L’évêque tire la sonnette d’alarme dans la rubrique « Opinion » du journal « La Libre Belgique » du 2 juillet « La logique de la démarche est – certains parlementaires ne s’en cachent pas – de parvenir un jour à ce que le mariage apparaisse comme une simple forme, parmi d’autres, de ’’cohabitation’’, écrit-il. Réservée à ceux qui ont envie de ce ’’carcan’’ juridique que serait l’institution conjugale… »
Quant à la visée ultime du projet, au moins pour certains, note Mgr Léonard, c’est, « sous la poussée du lobby homosexuel », de parvenir à une reconnaissance légale du « couple » homosexuel, qui l’assimilerait largement au mariage. Car on n’en est pas à une contradiction près, dit-il: « ceux qui marginalisent le mariage ou le discréditent sont les mêmes qui le réclament pour les gays et les lesbiennes! »

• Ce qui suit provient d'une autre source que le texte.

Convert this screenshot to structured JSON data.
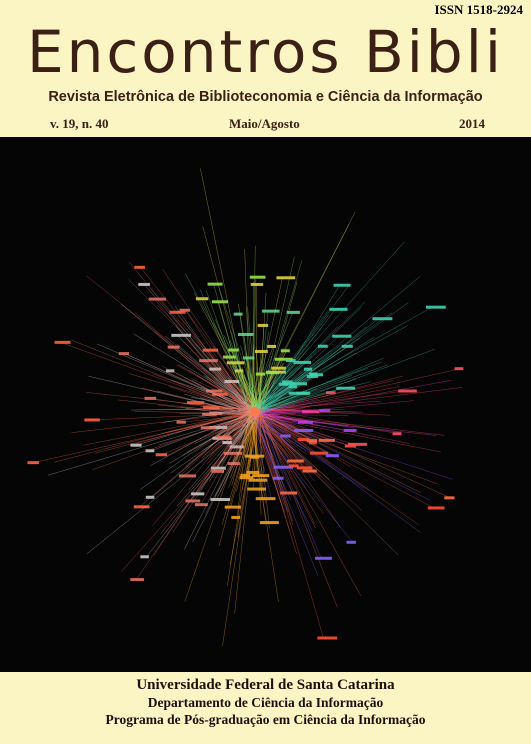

Pour l’évêque de Namur, on est en pleine confusion des mots et, plus encore, des réalités. Il nuance: « Ceux et celles qui sont habités par une tendance homosexuelle méritent, en tant que personnes, le respect et si, comme adultes consentants, ils s’engagent dans une relation homosexuelle, la société n’a pas a réprimer leur comportement. S’ils veulent même se donner mutuellement une sécurité juridique et sociale, ils pourraient bénéficier, comme d’autres, de contrats d’union des biens régis par la loi. Mais aller plus loin et vouloir donner au partenariat homosexuel un statut qui l’assimile peu ou prou au mariage, c’est brouiller les points de repère les plus essentiels de la société, ceux qui permettent aux adultes et aux enfants de se situer les uns par rapport aux autres ».
L’affaire de tous
On n’en est pas encore là? Mgr Léonard renvoie de son côté à l’exemple des Pays-Bas et surtout des pays scandinaves, qui montrent qu »’en ces matières les dérives sont aussi rapides que funestes ». Au moment où l’institution familiale est « fragilisée par les modèles dominants de la culture, pénalisée fiscalement, minée par la banalisation du divorce », il se demande pourquoi, « par surcroît, poser les premiers jalons d’une stratégie qui aboutira à la marginaliser dans ses fondements mêmes ».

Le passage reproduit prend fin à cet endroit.